Morgan County will receive more than $500,000 from a state grant to resurface 10 miles of road in the county.
Through the Local Maintenance Improvement Grant (LMIG) for the Fiscal Year 2018, Morgan County is set to receive $518,566 to be used toward road improvement projects.
“We have chosen to resurface Newborn Road, from the I-20 overpass to the Newton County line, and Apalachee Road, from Highway 441 to Highway 83,” said Adam Mestres, county manager. “It’s a total of 10.75 miles that will be done.”
According to Mestres, the total estimated cost of the project is $987,360.
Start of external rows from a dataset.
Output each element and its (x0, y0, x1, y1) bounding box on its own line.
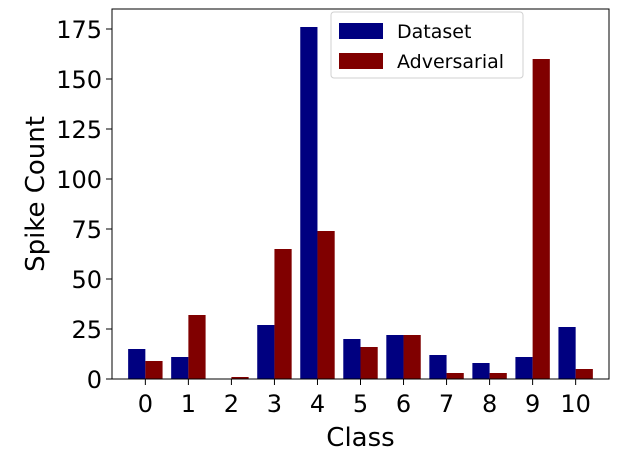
legend: Dataset Adversarial (330, 11, 524, 79)
bar-adversarial-2 (231, 377, 249, 379)
bar-adversarial-4 (317, 231, 335, 379)
bar-dataset-5 (343, 339, 361, 379)
x-tick-label: 5 (353, 390, 368, 418)
bar-adversarial-7 (446, 373, 464, 379)
bar-dataset-1 (171, 357, 189, 379)
x-tick-label: 0 (138, 390, 153, 418)
bar-dataset-4 (300, 27, 318, 379)
y-tick-label: 150 (56, 66, 102, 94)
x-tick-label: 10 (560, 390, 591, 418)
x-tick-label: 6 (396, 390, 411, 418)
bar-dataset-0 (128, 349, 146, 379)
legend-swatch-adversarial (339, 53, 383, 69)
bar-adversarial-1 (188, 315, 206, 379)
bar-dataset-8 (472, 363, 490, 379)
x-axis-label: Class (326, 423, 394, 453)
y-axis-label: Spike Count (21, 116, 51, 272)
bar-dataset-7 (429, 355, 447, 379)
x-tick-label: 8 (482, 390, 497, 418)
x-tick-label: 1 (181, 390, 196, 418)
x-tick-label: 7 (439, 390, 454, 418)
bar-adversarial-0 (145, 361, 163, 379)
bar-dataset-10 (558, 327, 576, 379)
bar-adversarial-3 (274, 249, 292, 379)
legend-label-dataset: Dataset (397, 21, 471, 43)
y-tick-label: 0 (87, 366, 102, 394)
bar-dataset-6 (386, 335, 404, 379)
x-tick-label: 4 (310, 390, 325, 418)
y-tick-label: 50 (71, 266, 102, 294)
legend-swatch-dataset (339, 23, 383, 39)
y-tick-label: 125 (56, 116, 102, 144)
x-tick-label: 3 (267, 390, 282, 418)
x-axis-ticks: 0 1 2 3 4 5 6 7 8 9 10 (138, 379, 591, 418)
y-axis-ticks: 0 25 50 75 100 125 150 175 (56, 16, 112, 394)
bar-dataset-3 (257, 325, 275, 379)
y-tick-label: 75 (71, 216, 102, 244)
bar-dataset-9 (515, 357, 533, 379)
y-tick-label: 100 (56, 166, 102, 194)
x-tick-label: 9 (525, 390, 540, 418)
y-tick-label: 175 (56, 16, 102, 44)
legend-label-adversarial: Adversarial (397, 51, 504, 73)
bar-adversarial-10 (575, 369, 593, 379)
bar-adversarial-8 (489, 373, 507, 379)
x-tick-label: 2 (224, 390, 239, 418)
bar-adversarial-9 (532, 59, 550, 379)
y-tick-label: 25 (71, 316, 102, 344)
bar-adversarial-5 (360, 347, 378, 379)
bars-group (128, 27, 593, 379)
bar-adversarial-6 (403, 335, 421, 379)
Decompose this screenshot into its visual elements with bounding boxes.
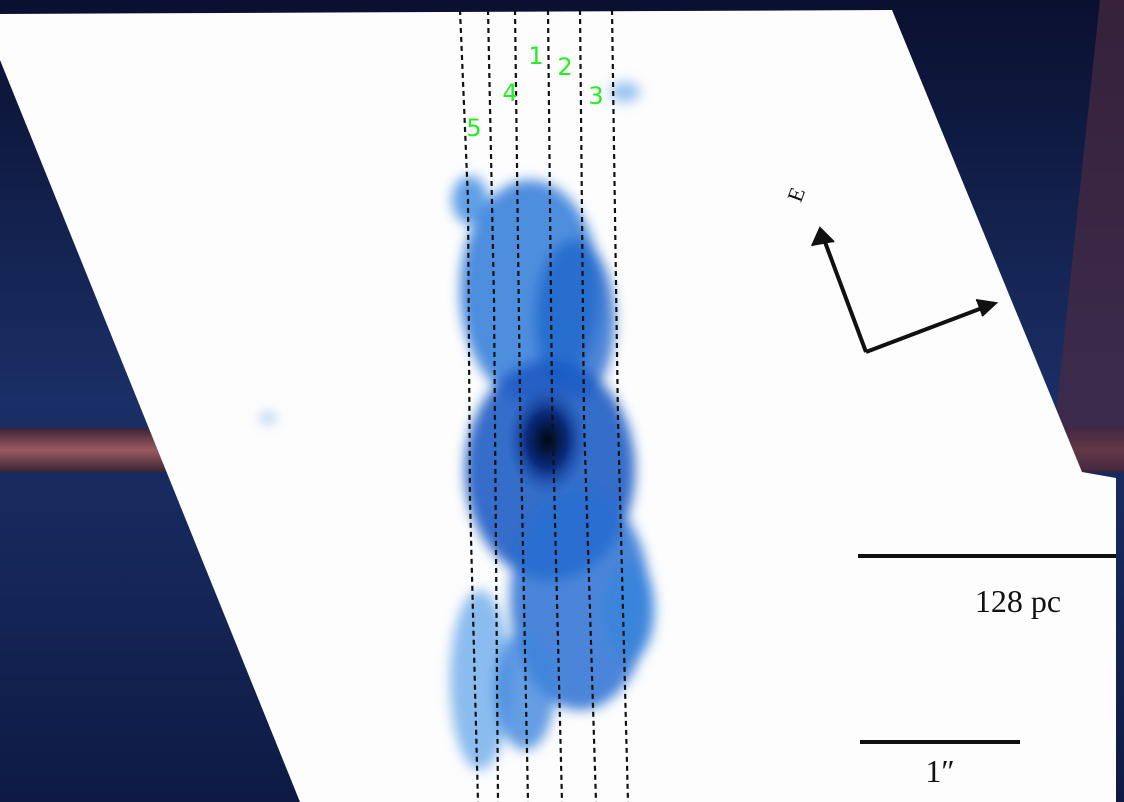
page: {"slits": {"labels": ["1", "2", "3", "4"… [0, 0, 1124, 802]
slide: 1 2 3 4 5 E 128 pc 1″ [0, 0, 1124, 802]
slit-label: 2 [557, 53, 572, 81]
slit-label: 1 [528, 42, 543, 70]
slit-label: 5 [466, 114, 481, 142]
slit-label: 4 [502, 79, 517, 107]
slit-label: 3 [588, 82, 603, 110]
scale-label: 1″ [925, 753, 954, 789]
scale-label: 128 pc [975, 583, 1061, 619]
“Under LMIG, the county has a required 30 percent match for the funds,” explained Mestres. “I am confident that the rest of the money for the project will come from SPLOST (Special Purpose Local Option Sales Tax).
Mestres is hoping that Morgan County will become a Transportation Investment Act (TIA) county in the future by adopting TSPLOST (Transportation Special Purpose Local Option Sales Tax).
“If we were a TIA County and had TSPLOST, we would only be required to have put up a 10 percent match as opposed to the 30 percent we are required to match now,” explained Mestres.
TSPLOST is a one penny sales and use tax that counties can put up for a referendum, which the county is considering doing in 2018. The monies collected from TSPLOST must be used for transportation projects or infrastructure projects related to transportation.
“It would just free up more SPLOST money to do other critical improvements to the county that are non-transportation related,” said Mestres. “We recognize our critical transportation infrastructure as a priority in Morgan County. Our public works team continually evaluates all roadways and offers recommendations with regard to the ordering of road resurfacing.”
The resurfacing projects for Newborn Road and Apalachee Road should begin next Spring.
“It will kick-off as soon as paving season restarts in the middle of March,” said Mestres. “We hope to be done by no later than August 2018.”
The county will also receive another grant to help fund the cost of equipment purchases through the Department of Transportation (DOT). This year, the county has asked for $172, 640 through this grant program. The county would have to match those funds dollar for dollar under the current cost-sharing requirement for the grant. The county is also asking $3,792 for small equipment purchases. The county has a 10 percent matching requirement for this portion of the grant.
“Property tax dollars handle a big portion of the budget, but we are always looking for grant money to help offset the cost of property taxes,” explained Mestres.
The county is also applying for another grant, the GEMA Preparedness Grant through Georgia’s Hazard Mitigation Grant Program, to help fund the cost of four solar-powered signs in case of emergencies.
“This grant is particularly for procuring public warning and notification signage,” said Mestres. “We are going to purchase four portable message boards that can be placed in strategic locations to warn citizens of weather warnings or other potential hazardous events.”
The signs are three feet high and six feet wide. The cost of four of those signs amounts to $56,000. If the county receives the grant, the county would have to pay for 15 percent of the cost, which amounts to $8400.
“We will be able to send whatever message we want with LED lighting and we can change the message as necessary,” said Mestres. “This helps tie in with our other pre-disaster mitigation efforts like the tornado warning sirens, the code red, and the tornado shelters…We believe that it is important to be a proactive community so that when natural disasters occur, we can give as much advanced warnings to our citizens as possible,” said Mestres.